Também na história da
teologia volta sempre a haver questões que, de momento, não podem ser
resolvidas, mas que não se devem pôr de parte com interpretações forçadas.
Também
faz parte da fé a paciência do tempo. O tema a que acabou de referir-se - Darwin,
a Criação, a teoria da evolução - é tema de um diálogo que ainda não está concluído
e que, no momento, provavelmente não poderá ser concluído com os meios de que
dispomos. O problema dos seis dias não se põe com particular agudeza entre a posição
da ciência moderna sobre a origem do mundo e a fé. Porque também na Bíblia é claramente
um esquema teológico, que não pretende narrar de forma literal a história da Criação.
No
próprio Antigo Testamento existem outras representações da Criação". No
livro de Job e nos livros sapienciais, encontramos relatos da Criação que
deixam claro que os crentes não pensavam que o processo da Criação estivesse,
por assim dizer, representado fotograficamente nesses textos, mesmo na ocasião
em que foram escritos.
Só
está representado na medida em que nos permite apreender o essencial: que o
mundo provém do poder de Deus e é criado por Ele. Como se desenvolveram depois
os processos concretos é uma questão completamente diferente, em que até a
própria Bíblia deixa uma grande abertura. Por outro lado, penso que a teoria da
evolução ainda não ultrapassou, em grande parte, o campo das hipóteses, e que,
muitas vezes, está misturada com filosofias quase míticas, sobre as quais ainda
tem de haver diálogos críticos [vi].
Perda da fé.
O
homem não é plasmado apenas do interior para o exterior. Existe também uma
linha de força que vai do exterior para o interior: negá-la ou desconsiderá-la
seria uma forma de espiritualismo que rapidamente se vingaria. O Sagrado, o
Santo, está presente aqui neste mundo, e quando a força educadora de suas
manifestações visíveis desaparece, acaba-se caindo num achatamento e num
embrutecimento dos homens e do mundo [vii].
Fé e outras religiões.
A
fé não pode sintonizar com filosofias que excluam a questão da verdade, mas
sintoniza, sim, com movimentos que se esforçam por sair do cárcere do
relativismo. Da mesma forma, não pode integrar directamente as antigas religiões.
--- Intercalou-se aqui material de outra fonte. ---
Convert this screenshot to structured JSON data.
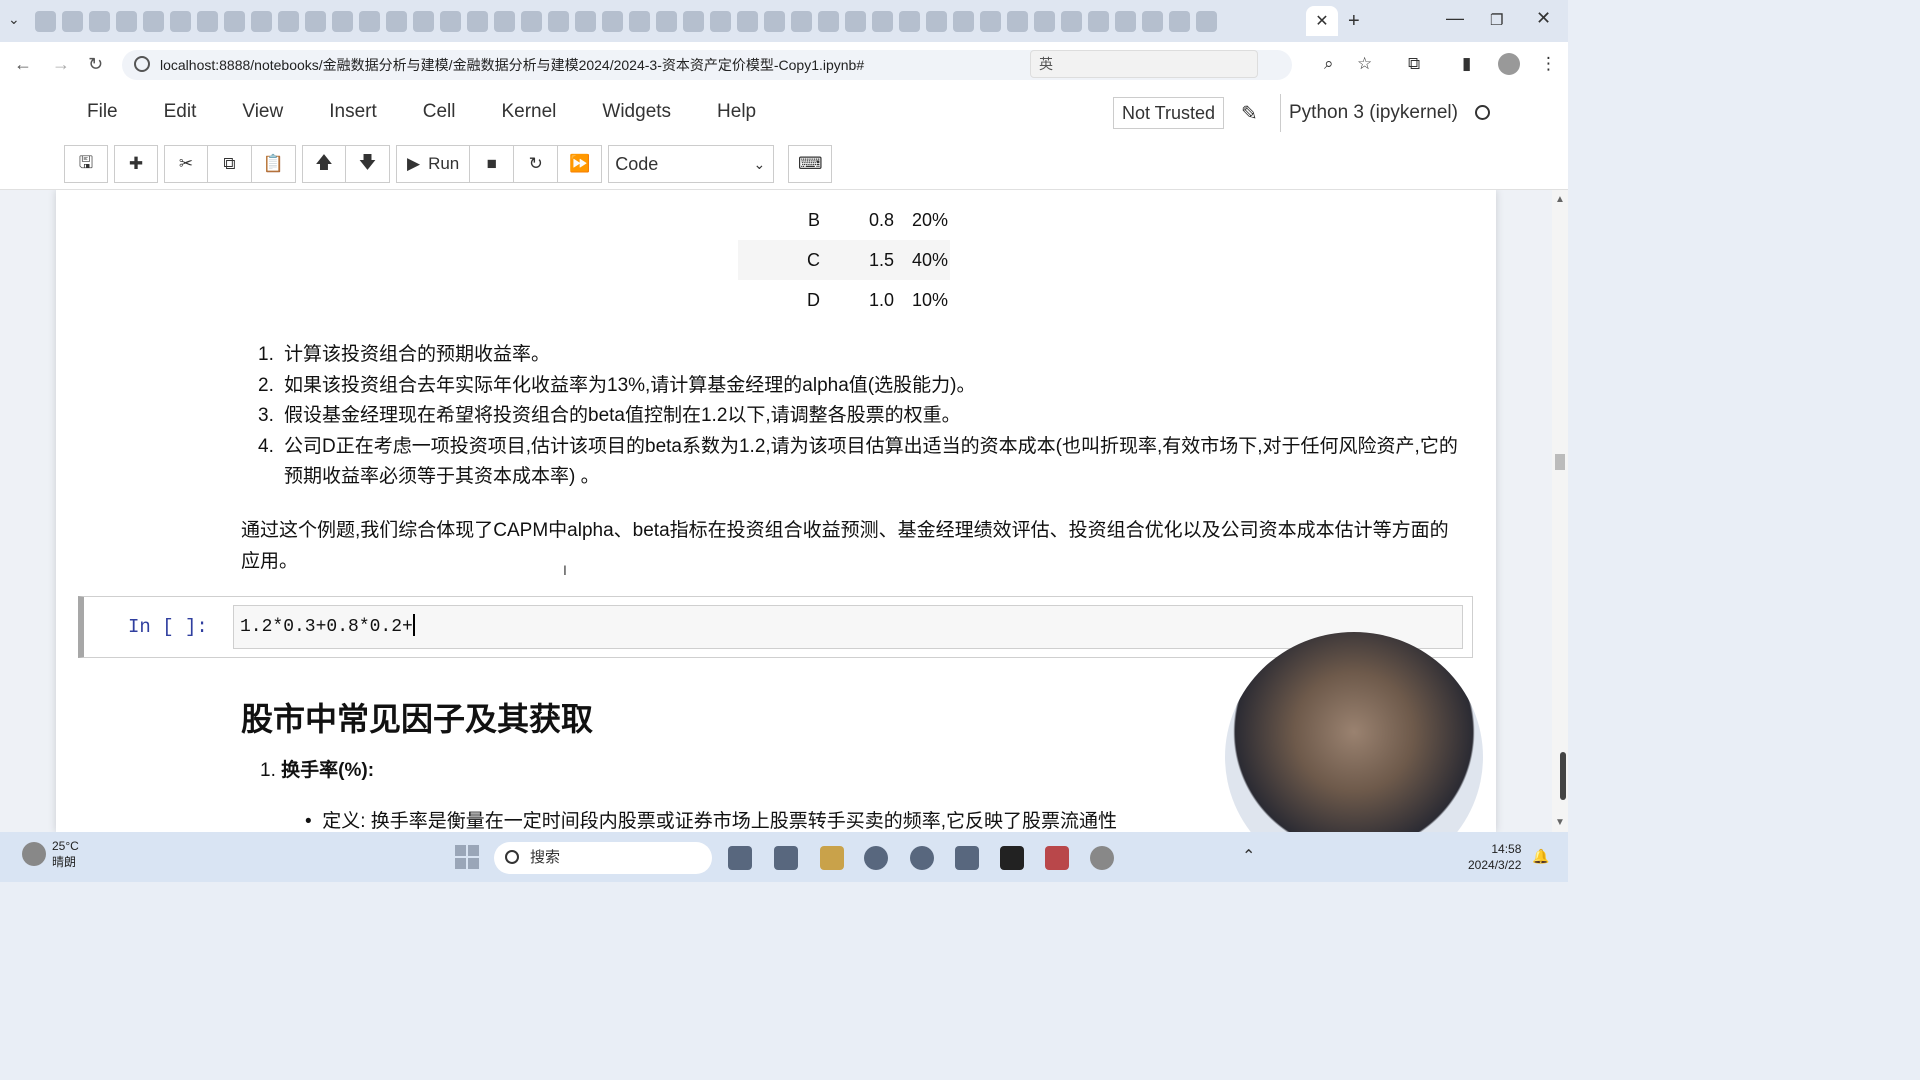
{
  "browser": {
    "url": "localhost:8888/notebooks/金融数据分析与建模/金融数据分析与建模2024/2024-3-资本资产定价模型-Copy1.ipynb#",
    "ime_label": "英",
    "tab_close": "✕",
    "new_tab": "+"
  },
  "notebook": {
    "menu": [
      "File",
      "Edit",
      "View",
      "Insert",
      "Cell",
      "Kernel",
      "Widgets",
      "Help"
    ],
    "trust": "Not Trusted",
    "kernel": "Python 3 (ipykernel)",
    "run_label": "Run",
    "cell_type": "Code"
  },
  "table": {
    "rows": [
      [
        "B",
        "0.8",
        "20%"
      ],
      [
        "C",
        "1.5",
        "40%"
      ],
      [
        "D",
        "1.0",
        "10%"
      ]
    ]
  },
  "questions": [
    {
      "num": "1.",
      "text": "计算该投资组合的预期收益率。"
    },
    {
      "num": "2.",
      "text": "如果该投资组合去年实际年化收益率为13%,请计算基金经理的alpha值(选股能力)。"
    },
    {
      "num": "3.",
      "text": "假设基金经理现在希望将投资组合的beta值控制在1.2以下,请调整各股票的权重。"
    },
    {
      "num": "4.",
      "text": "公司D正在考虑一项投资项目,估计该项目的beta系数为1.2,请为该项目估算出适当的资本成本(也叫折现率,有效市场下,对于任何风险资产,它的预期收益率必须等于其资本成本率) 。"
    }
  ],
  "summary": "通过这个例题,我们综合体现了CAPM中alpha、beta指标在投资组合收益预测、基金经理绩效评估、投资组合优化以及公司资本成本估计等方面的应用。",
  "code_cell": {
    "prompt": "In [ ]:",
    "code": "1.2*0.3+0.8*0.2+"
  },
  "section": {
    "heading": "股市中常见因子及其获取",
    "item1_num": "1.",
    "item1_title": "换手率(%):",
    "bullet_label": "定义:",
    "bullet_text": "换手率是衡量在一定时间段内股票或证券市场上股票转手买卖的频率,它反映了股票流通性"
  },
  "taskbar": {
    "weather_temp": "25°C",
    "weather_desc": "晴朗",
    "search_placeholder": "搜索",
    "time": "14:58",
    "date": "2024/3/22"
  }
}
No entanto, as religiões podem proporcionar-lhe formas e imagens de diverso tipo,
mas sobretudo atitudes, como o respeito, a humildade, a abnegação, a bondade, o
amor ao próximo, a esperança na vida eterna. Isto parece-me -seja dito entre
parêntesis - ser importante também para a questão do significado salvífico das
religiões. Não salvam, por assim dizer, na medida em que são sistemas fechados
e pela fidelidade a esses sistemas, mas colaboram com a salvação na medida em
que levam os homens a "perguntar-se por Deus" (como diz o Antigo
Testamento), a "buscar o seu rosto", a "buscar o Reino de Deus e
a sua justiça" [viii].
Fé adulta.
Não
devemos permanecer crianças na fé, em estado de menoridade. E em que é que
consiste ser crianças na fé? Responde São Paulo: significa ser batidos pelas ondas
e levados ao sabor de qualquer vento de doutrina... (Ef 4, 14). Uma descrição muito
actual! Quantos ventos de doutrina conhecemos nestes últimos decénios, quantas correntes
ideológicas, quantos modos de pensar!... A pequena barca do pensamento de muitos
cristãos foi não raro agitada por essas ondas, lançada de um extremo ao outro:
do marxismo ao liberalismo, até ao ponto de chegar à libertinagem; do
coletivismo ao individualismo radical; do ateísmo a um vago misticismo
religioso; do agnosticismo ao sincretismo, e por aí adiante.
Todos
os dias nascem novas seitas e cumpre-se assim o que São Paulo disse sobre o engano
dos homens, sobre a astúcia que tende a induzir ao erro (cfr. Ef 4, 14). Ter
uma fé clara segundo o Credo da Igreja cataloga-se frequentemente como
fundamentalismo, ao passo que o relativismo, isto é, deixar-se levar ao sabor
do qualquer vento de doutrina, aparece como a única atitude à altura dos tempos
actuais. Vai-se constituindo uma ditadura do relativismo que não reconhece nada
como definitivo e que usa como critério último apenas o próprio "eu"
e os seus apetites.
Nós,
pelo contrário, temos outro critério: o Filho de Deus, o verdadeiro homem. É
Ele a medida do verdadeiro humanismo. Não é "adulta" uma fé que segue
as ondas da moda e a última novidade; adulta e madura é antes uma fé
profundamente enraizada na amizade com Cristo. É essa amizade que se abre a
tudo aquilo que é bom e que nos dá o critério para discernir entre o que é
verdadeiro e o que é falso, entre o engano e a verdade.
Devemos
deixar amadurecer essa fé adulta. Para essa fé devemos guiar o rebanho de Cristo.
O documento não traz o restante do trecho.